Pour sortir de cette spirale infernale, le rapport de la Commission Paty propose à l’État 38 recommandations, organisées autour de 8 grands axes permettant d’ « agir pour éviter de nouveaux drames ». On retrouve la défense et la promotion de la laïcité au sein de l’institution scolaire, l’amélioration de la formation du personnel éducatif dans la gestion des conflits, la réaffirmation de l’autorité de l’institution scolaire, la fin du « pas de vague », la sécurité des établissements scolaires et de leurs abords, la mise en place de dispositifs administratif et policier de prévention plus efficaces, la fluidification du parcours judiciaire pour les agents victimes et enfin le renforcement de la coopération entre l’éducation nationale, les forces de l’ordre et les services de renseignement.

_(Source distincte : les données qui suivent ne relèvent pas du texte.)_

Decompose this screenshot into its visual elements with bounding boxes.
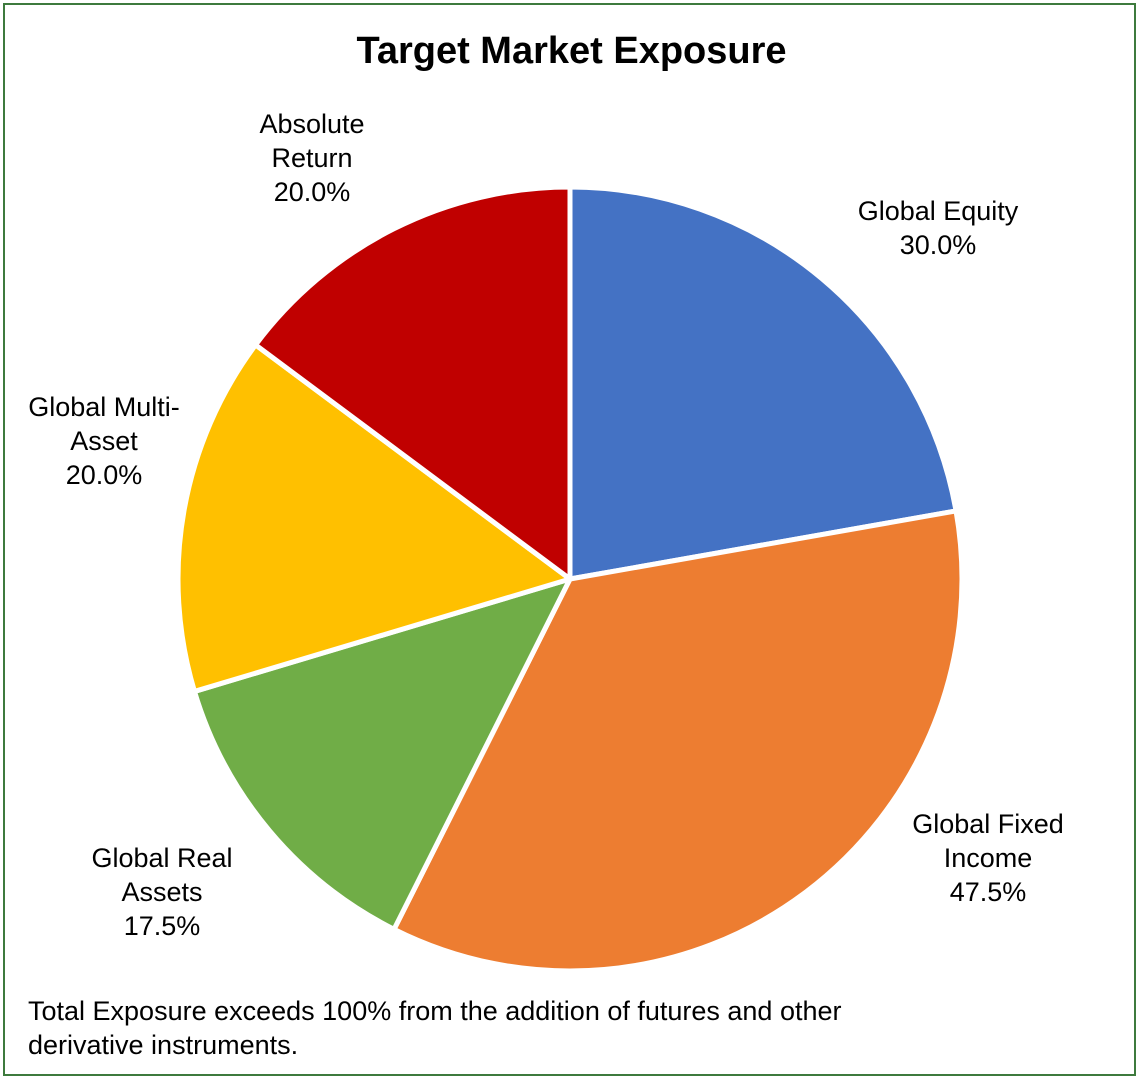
pie-slice-global-multi-asset (175, 342, 573, 694)
slice-label-absolute-return: Absolute Return 20.0% (259, 109, 364, 207)
pie-slice-global-fixed-income (391, 508, 965, 974)
pie-slice-global-real-assets (191, 576, 573, 932)
footnote-line-2: derivative instruments. (28, 1030, 299, 1060)
footnote-line-1: Total Exposure exceeds 100% from the add… (28, 996, 842, 1026)
slice-label-global-equity: Global Equity 30.0% (858, 196, 1019, 260)
slice-label-global-real-assets: Global Real Assets 17.5% (91, 843, 232, 941)
slice-label-global-multi-asset: Global Multi-Asset 20.0% (28, 392, 180, 490)
pie-slice-global-equity (567, 184, 959, 582)
chart-title: Target Market Exposure (356, 30, 787, 72)
pie-slice-absolute-return (253, 184, 573, 582)
slice-label-global-fixed-income: Global Fixed Income 47.5% (912, 809, 1064, 907)
footnote: Total Exposure exceeds 100% from the add… (28, 994, 1028, 1062)
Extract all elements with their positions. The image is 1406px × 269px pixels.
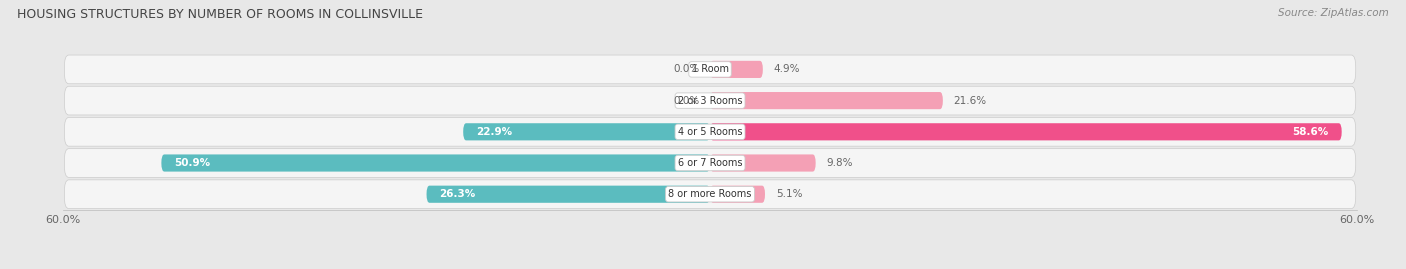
FancyBboxPatch shape [463, 123, 710, 140]
FancyBboxPatch shape [710, 61, 763, 78]
Text: 4.9%: 4.9% [773, 64, 800, 75]
Text: 22.9%: 22.9% [477, 127, 512, 137]
FancyBboxPatch shape [162, 154, 710, 172]
FancyBboxPatch shape [65, 55, 1355, 84]
Text: 2 or 3 Rooms: 2 or 3 Rooms [678, 95, 742, 106]
FancyBboxPatch shape [65, 180, 1355, 208]
Text: 0.0%: 0.0% [673, 95, 699, 106]
Text: 8 or more Rooms: 8 or more Rooms [668, 189, 752, 199]
Text: 1 Room: 1 Room [692, 64, 728, 75]
Text: 4 or 5 Rooms: 4 or 5 Rooms [678, 127, 742, 137]
Text: 0.0%: 0.0% [673, 64, 699, 75]
FancyBboxPatch shape [710, 123, 1341, 140]
Text: 26.3%: 26.3% [440, 189, 475, 199]
Text: 6 or 7 Rooms: 6 or 7 Rooms [678, 158, 742, 168]
FancyBboxPatch shape [65, 118, 1355, 146]
FancyBboxPatch shape [426, 186, 710, 203]
Text: 50.9%: 50.9% [174, 158, 211, 168]
Text: 21.6%: 21.6% [953, 95, 987, 106]
FancyBboxPatch shape [65, 86, 1355, 115]
Text: 58.6%: 58.6% [1292, 127, 1329, 137]
Text: HOUSING STRUCTURES BY NUMBER OF ROOMS IN COLLINSVILLE: HOUSING STRUCTURES BY NUMBER OF ROOMS IN… [17, 8, 423, 21]
FancyBboxPatch shape [65, 149, 1355, 177]
FancyBboxPatch shape [710, 186, 765, 203]
FancyBboxPatch shape [710, 154, 815, 172]
FancyBboxPatch shape [710, 92, 943, 109]
Text: 9.8%: 9.8% [827, 158, 853, 168]
Text: Source: ZipAtlas.com: Source: ZipAtlas.com [1278, 8, 1389, 18]
Text: 5.1%: 5.1% [776, 189, 803, 199]
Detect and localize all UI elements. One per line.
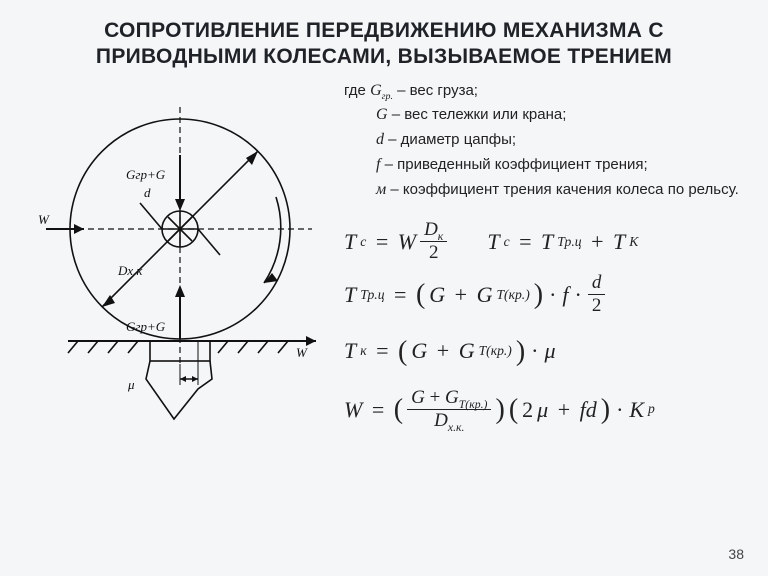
eq-W: W = ( G + GТ(кр.) Dх.к. ) (2μ + fd) ·Кр <box>344 384 655 434</box>
def-text-1: – вес тележки или крана; <box>392 106 567 123</box>
def-text-2: – диаметр цапфы; <box>388 131 516 148</box>
def-text-3: – приведенный коэффициент трения; <box>385 156 648 173</box>
page-title: СОПРОТИВЛЕНИЕ ПЕРЕДВИЖЕНИЮ МЕХАНИЗМА С П… <box>28 18 740 71</box>
def-sym-0: Gгр. <box>370 82 393 99</box>
eq-TTr: TТр.ц = (G + GТ(кр.)) ·f· d2 <box>344 269 605 319</box>
diagram-label-W-right: W <box>296 345 308 360</box>
diagram-label-Dxk: Dх.к <box>117 263 143 278</box>
diagram-column: W W Gгр+G Gгр+G d Dх.к μ <box>28 79 328 464</box>
wheel-diagram: W W Gгр+G Gгр+G d Dх.к μ <box>28 79 328 459</box>
def-sym-4: м <box>376 181 386 198</box>
where-label: где <box>344 82 366 99</box>
eq-Tk: Tк = (G + GТ(кр.)) ·μ <box>344 326 556 376</box>
text-column: где Gгр. – вес груза; G – вес тележки ил… <box>344 79 740 464</box>
eq-Tc-left: Tc = W Dк2 <box>344 220 447 263</box>
def-sym-2: d <box>376 131 384 148</box>
eq-Tc-right: Tc = TТр.ц + TК <box>487 222 638 262</box>
diagram-label-mu: μ <box>127 377 135 392</box>
page-number: 38 <box>728 546 744 562</box>
definitions-list: где Gгр. – вес груза; G – вес тележки ил… <box>344 79 740 203</box>
def-text-4: – коэффициент трения качения колеса по р… <box>390 181 738 198</box>
def-sym-1: G <box>376 106 388 123</box>
diagram-label-Gtop: Gгр+G <box>126 167 166 182</box>
diagram-label-d: d <box>144 185 151 200</box>
formula-block: Tc = W Dк2 Tc = TТр.ц + TК TТр.ц = (G + … <box>344 220 740 434</box>
def-sym-3: f <box>376 156 380 173</box>
diagram-label-Gbot: Gгр+G <box>126 319 166 334</box>
diagram-label-W-left: W <box>38 212 50 227</box>
def-text-0: – вес груза; <box>397 82 478 99</box>
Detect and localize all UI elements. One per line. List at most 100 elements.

Le rapport a été adopté à l’unanimité – avec cependant une abstention d’une partie de la gauche, et publié quelques jours après des menaces de mort en ligne reçues par un proviseur du lycée Maurice-Ravel de Paris qui avait demandé à une élève de retirer son voile.
La laïcité en question
Les conclusions du rapport recoupent un sondage CSA Research sur la perception de la laïcité dans les services publics, réalisé sur demande du Sénat à la suite de la marche du 12 novembre 2023 contre l’antisémitisme.
D’après ce sondage, dans leur grande majorité, les Français jugent que les règles à respecter en matière de laïcité sont claires (71 %), un pourcentage qui monte à 78 % chez les agents publics, et 85 % chez les enseignants.
Cependant chacun a une définition différente de la laïcité: les uns pensent que la laïcité correspond à l’intervention de l’État pour limiter l’influence des religions, les autres que la laïcité vise à exclure les religions de l’espace public, tandis que les populations les plus jeunes sont les plus imperméables au concept.
70 % des Français et 78 % des agents publics se disent attachés au principe de laïcité. 60 % des Français estiment que les règles ne sont pas assez voire pas du tout respectées – un pourcentage qui monte à 70 % chez les plus de 65 ans et 76 % chez les sympathisants RN et descend à 33 % chez les musulmans.
L’ampleur des violences à l’école contre les enseignants montrent les limites du concept de laïcité pour une partie de la population et des élèves qui s’opposent de plus en plus à l’enseignement républicain. L’arsenal des recommandations du Sénat propose plus d’autorité de la part de l’État et des sanctions plus sévères envers les élèves et les parents.
Il conclut qu’il est urgent d’endiguer la montée endémique de ces violences et accessoirement de redonner aux élèves français des établissements publics la sérénité qu’il leur est due dans leur parcours scolaire.